Silverdale Dental Center is proud to offer our community comprehensive care
Your restoring dentist will help you create a customized treatment plan designed with consideration of your individual needs and priorities. Sometimes these treatment plans may include a need for specialty services including a periodontist, often referred to as a gum specialist, or an endodontist, a dentist who specializes in more complex root canal needs.
What is Endodontic Treatment?
“Endo” is the Greek word for “inside” and “odont” is Greek for “tooth.” Endodontic treatment involves the inside of your tooth. Inside your tooth, under the white enamel and a hard layer called the dentin, is a soft tissue called pulp. It contains blood vessels, nerves and connective tissue, and creates the surrounding hard tissues of the tooth during its development.
The pulp extends from the crown of your tooth to the tip of the roots, where it connects to the tissues surrounding the root. It’s vitally important during your tooth’s growth and development, however, once your tooth is fully mature it can survive without the pulp; your tooth continues to be nourished by the tissues surrounding it.

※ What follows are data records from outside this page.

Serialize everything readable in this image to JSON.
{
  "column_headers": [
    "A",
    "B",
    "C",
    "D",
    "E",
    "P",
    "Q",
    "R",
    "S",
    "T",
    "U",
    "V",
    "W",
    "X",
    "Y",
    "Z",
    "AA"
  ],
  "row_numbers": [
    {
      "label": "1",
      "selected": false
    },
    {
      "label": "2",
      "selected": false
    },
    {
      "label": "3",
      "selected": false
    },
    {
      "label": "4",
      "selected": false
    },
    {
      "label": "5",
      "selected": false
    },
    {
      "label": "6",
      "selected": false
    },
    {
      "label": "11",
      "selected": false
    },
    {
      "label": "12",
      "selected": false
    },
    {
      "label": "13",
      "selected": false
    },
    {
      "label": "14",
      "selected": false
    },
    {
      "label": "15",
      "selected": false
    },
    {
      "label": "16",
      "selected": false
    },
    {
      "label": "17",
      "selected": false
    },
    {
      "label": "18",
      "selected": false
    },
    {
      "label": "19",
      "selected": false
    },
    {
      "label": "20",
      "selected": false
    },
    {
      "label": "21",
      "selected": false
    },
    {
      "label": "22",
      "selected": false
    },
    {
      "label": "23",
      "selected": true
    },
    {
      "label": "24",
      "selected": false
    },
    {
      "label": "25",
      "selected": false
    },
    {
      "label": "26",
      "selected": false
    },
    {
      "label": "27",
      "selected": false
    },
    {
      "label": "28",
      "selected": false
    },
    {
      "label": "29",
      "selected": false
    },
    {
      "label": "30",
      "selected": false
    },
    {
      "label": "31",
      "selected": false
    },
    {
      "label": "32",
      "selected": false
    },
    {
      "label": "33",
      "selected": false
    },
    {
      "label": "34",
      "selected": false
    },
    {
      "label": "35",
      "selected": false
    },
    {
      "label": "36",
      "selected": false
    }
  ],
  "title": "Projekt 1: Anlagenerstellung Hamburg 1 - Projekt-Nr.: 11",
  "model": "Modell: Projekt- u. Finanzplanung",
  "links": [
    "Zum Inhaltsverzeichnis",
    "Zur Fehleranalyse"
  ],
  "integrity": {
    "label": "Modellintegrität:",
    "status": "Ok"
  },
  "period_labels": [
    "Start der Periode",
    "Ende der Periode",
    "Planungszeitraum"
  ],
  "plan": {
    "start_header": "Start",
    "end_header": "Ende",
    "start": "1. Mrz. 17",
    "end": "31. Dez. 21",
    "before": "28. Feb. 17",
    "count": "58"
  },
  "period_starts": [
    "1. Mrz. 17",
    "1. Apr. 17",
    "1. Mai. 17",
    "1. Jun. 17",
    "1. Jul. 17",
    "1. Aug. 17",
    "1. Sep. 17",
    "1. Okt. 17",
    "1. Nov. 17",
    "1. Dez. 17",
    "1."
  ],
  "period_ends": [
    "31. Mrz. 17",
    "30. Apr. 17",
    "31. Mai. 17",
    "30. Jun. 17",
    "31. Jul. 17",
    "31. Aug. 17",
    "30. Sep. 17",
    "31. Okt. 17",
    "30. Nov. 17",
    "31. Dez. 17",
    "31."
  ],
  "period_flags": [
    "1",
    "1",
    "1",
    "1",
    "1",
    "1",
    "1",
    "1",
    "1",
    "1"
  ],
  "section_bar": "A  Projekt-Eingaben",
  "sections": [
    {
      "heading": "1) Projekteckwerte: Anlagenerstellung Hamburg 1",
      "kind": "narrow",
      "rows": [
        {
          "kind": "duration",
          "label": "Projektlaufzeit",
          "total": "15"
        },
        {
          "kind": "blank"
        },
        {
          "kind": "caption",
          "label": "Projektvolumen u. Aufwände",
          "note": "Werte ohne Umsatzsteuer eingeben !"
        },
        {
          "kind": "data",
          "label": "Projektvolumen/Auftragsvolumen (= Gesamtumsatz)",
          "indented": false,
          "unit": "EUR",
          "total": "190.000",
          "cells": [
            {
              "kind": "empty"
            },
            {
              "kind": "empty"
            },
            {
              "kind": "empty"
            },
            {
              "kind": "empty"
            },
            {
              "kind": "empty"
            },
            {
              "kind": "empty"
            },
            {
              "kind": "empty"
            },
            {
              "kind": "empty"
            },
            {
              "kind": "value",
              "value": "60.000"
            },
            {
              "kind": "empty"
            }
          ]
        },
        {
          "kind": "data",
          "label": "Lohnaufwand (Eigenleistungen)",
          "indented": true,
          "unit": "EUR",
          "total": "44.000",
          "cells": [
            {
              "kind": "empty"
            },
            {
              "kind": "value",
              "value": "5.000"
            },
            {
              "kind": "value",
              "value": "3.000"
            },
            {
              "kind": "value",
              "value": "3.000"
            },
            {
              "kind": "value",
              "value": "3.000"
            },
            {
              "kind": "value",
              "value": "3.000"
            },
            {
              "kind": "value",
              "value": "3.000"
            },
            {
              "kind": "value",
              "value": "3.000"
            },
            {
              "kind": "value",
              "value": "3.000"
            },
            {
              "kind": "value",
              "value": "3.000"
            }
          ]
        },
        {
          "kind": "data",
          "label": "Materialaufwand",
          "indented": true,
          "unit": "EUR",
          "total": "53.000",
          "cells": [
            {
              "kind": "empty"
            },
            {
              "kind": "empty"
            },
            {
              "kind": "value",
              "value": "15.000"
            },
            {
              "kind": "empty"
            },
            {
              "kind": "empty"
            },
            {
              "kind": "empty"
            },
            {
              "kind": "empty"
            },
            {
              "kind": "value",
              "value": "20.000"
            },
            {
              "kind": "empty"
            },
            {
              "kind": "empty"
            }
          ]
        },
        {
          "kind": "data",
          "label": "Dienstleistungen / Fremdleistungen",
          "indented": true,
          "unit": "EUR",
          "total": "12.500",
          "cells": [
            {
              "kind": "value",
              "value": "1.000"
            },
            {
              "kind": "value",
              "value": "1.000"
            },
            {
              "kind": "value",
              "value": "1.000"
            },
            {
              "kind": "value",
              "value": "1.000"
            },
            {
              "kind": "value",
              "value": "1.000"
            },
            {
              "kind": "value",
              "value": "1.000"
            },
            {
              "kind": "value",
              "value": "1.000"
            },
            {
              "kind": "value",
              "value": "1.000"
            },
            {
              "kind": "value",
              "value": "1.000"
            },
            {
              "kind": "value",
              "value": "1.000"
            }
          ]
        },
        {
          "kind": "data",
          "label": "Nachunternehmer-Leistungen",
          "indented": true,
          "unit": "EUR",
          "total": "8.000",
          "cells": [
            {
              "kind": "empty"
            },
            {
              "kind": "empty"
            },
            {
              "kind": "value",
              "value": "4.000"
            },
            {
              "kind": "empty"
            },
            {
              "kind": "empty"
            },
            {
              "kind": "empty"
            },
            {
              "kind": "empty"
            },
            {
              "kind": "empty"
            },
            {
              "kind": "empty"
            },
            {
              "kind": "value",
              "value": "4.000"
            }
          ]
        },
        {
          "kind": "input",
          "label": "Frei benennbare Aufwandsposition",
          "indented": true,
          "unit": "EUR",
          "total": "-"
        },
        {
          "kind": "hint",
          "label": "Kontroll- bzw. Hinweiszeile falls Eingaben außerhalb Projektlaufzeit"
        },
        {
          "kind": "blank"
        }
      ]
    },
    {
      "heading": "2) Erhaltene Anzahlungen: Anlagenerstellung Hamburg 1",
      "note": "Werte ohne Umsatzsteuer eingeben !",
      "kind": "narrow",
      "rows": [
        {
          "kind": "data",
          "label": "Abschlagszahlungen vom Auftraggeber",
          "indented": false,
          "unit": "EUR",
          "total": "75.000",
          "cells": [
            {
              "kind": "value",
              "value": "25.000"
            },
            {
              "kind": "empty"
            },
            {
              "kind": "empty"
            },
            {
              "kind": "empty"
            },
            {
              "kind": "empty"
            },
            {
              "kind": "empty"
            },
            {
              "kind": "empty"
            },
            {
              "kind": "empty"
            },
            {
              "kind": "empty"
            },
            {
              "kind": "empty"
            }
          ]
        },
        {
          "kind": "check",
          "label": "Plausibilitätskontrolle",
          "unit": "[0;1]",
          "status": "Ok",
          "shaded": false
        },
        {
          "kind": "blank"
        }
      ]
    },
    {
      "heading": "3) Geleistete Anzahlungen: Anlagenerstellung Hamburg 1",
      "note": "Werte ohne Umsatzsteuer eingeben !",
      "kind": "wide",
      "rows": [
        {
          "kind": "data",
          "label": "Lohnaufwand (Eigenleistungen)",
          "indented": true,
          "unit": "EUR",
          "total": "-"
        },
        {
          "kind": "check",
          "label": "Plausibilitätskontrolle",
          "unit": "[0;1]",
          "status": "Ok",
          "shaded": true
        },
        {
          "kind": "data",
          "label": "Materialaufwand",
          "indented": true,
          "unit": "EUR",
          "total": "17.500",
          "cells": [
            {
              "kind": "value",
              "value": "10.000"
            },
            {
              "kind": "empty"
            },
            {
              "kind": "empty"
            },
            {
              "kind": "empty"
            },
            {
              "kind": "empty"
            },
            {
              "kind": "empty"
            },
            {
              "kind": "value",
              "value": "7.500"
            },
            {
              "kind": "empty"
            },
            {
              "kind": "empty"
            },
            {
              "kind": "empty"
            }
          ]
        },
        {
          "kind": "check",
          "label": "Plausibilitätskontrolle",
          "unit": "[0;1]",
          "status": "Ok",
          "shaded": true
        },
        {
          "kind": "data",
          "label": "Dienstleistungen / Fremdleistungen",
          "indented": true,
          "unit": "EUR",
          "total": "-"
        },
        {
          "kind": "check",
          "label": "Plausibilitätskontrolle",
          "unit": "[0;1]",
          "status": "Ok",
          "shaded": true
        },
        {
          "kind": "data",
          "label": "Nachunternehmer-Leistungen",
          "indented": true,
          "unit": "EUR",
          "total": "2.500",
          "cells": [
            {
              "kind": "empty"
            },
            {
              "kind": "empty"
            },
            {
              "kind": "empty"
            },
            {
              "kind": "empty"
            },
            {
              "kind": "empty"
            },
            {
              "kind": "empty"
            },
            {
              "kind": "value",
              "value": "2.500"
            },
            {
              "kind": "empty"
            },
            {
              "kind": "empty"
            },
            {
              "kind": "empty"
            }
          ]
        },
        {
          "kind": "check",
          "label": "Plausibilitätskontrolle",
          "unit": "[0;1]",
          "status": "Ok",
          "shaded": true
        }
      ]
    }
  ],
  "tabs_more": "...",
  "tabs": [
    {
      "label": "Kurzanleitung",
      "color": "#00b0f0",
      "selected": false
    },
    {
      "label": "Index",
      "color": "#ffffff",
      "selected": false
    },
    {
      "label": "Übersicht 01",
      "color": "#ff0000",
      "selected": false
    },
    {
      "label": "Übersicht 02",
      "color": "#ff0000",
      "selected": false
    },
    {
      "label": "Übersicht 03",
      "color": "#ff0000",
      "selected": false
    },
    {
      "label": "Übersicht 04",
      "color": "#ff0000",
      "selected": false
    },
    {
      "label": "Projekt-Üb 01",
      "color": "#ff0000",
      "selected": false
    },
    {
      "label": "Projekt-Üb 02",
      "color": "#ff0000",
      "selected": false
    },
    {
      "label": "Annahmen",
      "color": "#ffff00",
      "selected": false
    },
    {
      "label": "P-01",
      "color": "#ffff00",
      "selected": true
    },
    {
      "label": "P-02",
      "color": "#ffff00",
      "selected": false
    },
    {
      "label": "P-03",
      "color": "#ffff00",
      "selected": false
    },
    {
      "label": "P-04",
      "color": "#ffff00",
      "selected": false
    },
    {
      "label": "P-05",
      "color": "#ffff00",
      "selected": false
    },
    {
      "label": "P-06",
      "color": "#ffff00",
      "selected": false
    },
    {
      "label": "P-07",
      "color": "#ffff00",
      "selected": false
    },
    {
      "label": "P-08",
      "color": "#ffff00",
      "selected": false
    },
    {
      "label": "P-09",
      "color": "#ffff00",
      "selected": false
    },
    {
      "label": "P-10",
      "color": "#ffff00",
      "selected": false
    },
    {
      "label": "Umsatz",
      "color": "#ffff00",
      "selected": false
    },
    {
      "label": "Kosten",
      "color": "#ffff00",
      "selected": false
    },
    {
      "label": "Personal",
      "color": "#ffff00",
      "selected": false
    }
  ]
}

Who performs endodontic treatment?
All dentists, including your general dentist, received training in endodontic treatment in dental school. General dentists can perform endodontic procedures along with other specialized dental procedures, but often they refer patients needing more extensive endodontic treatment to endodontists.
Endodontists are dentists with special training in these procedures, and provide only endodontic services in their practices. They’ve completed dental school and an additional two or more years of advanced training in endodontics. You can feel confident visiting an endodontist for anything from routine to difficult and very complex endodontic procedures, including endodontic surgery. Endodontists also are experienced at finding the cause of oral and facial pain that has been difficult to diagnose.
Root Canals
What happens during root canal treatment? Learn more about this quick, comfortable procedure that can relieve your pain and save your natural tooth.
There’s no need to be worried if your dentist or endodontist prescribes a root canal procedure to treat a damaged or diseased tooth. Millions of teeth are treated and saved this way each year, relieving pain and making teeth healthy again.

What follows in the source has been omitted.